The first sign that something wasn't quite right was when Robert offered to start buying all my clothes. Naturally, I told him thanks, but no thanks. Next he turned on my friends saying, "If you truly love me, like I love you, you'd want to spend your time with me, not your friends."
Then a nasty side to his personality crept in. He'd laugh at my opinions, dismissing whatever I said as though I was stupid. He put my job down, saying that what I did was worthless, and eventually convinced me to leave work and stay at home. He became more moody and unpredictable, flying into rages without provocation.
Then one day I called him in work about an overdue bill - he said it was none of my concern, and then he just hung up the phone. When he walked in the front door that night he went ballistic. Terrified, I said I was leaving. He shouted and roared at me, and completely destroyed the living room with a knife from the kitchen. Then he locked the front door, pointed the knife at me and said: "You're not going anywhere." But amazingly, not another word was ever spoken about it. Somehow, I buried it inside me and carried on.

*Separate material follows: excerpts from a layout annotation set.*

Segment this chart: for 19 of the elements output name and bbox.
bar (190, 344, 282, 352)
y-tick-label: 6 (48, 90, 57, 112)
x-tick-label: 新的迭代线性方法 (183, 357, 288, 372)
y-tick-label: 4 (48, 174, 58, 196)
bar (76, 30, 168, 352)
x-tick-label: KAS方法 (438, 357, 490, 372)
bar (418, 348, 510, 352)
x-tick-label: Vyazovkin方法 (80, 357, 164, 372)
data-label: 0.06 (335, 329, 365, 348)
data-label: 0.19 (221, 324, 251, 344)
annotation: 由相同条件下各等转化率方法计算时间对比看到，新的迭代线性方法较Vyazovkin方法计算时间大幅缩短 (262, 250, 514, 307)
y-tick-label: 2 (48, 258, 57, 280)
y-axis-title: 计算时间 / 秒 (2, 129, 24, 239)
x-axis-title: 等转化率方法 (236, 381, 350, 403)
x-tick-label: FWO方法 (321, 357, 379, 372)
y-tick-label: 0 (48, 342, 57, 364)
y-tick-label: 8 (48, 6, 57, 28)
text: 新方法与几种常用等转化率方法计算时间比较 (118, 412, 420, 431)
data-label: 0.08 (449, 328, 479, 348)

Then three months later, I accidentally dropped a bottle of perfume he gave me on my birthday. One minute I was standing there watching the perfume bottle shatter then, bang! I was sitting on the kitchen floor wondering what the hell had happened.
The next day, while Robert was in work, I stared at a Women's Aid card that a friend had given me a few months earlier and contemplated my life. I'd gone from being a strong, independent woman to this quivering wreck with no friends, no job, and no confidence. I felt so low, I searched the house for pills for an overdose. But fortunately, I rang Women's Aid instead. The woman on the end of the line just listened. And when I'd finished she said four simple words: "That's what they do." She didn't mean men. She meant abusers.
And she wasn't just referring to that one punch. She meant the ongoing mental cruelty, humiliation and emotional manipulation I'd lived through. It was a real shock to discover I'd been in an abusive relationship for two years without having realised.
I still think of that day as the day my life changed. After calling Women's Aid I went straight upstairs, packed my things and left. I never looked back.
About Siobhán: Siobhán's story is based on real accounts as told to the Women's Aid National Freephone Helpline and Support Services. Specific details and circumstances have been changed in the interests of protecting identity and to preserve the confidential nature of Women's Aid Services.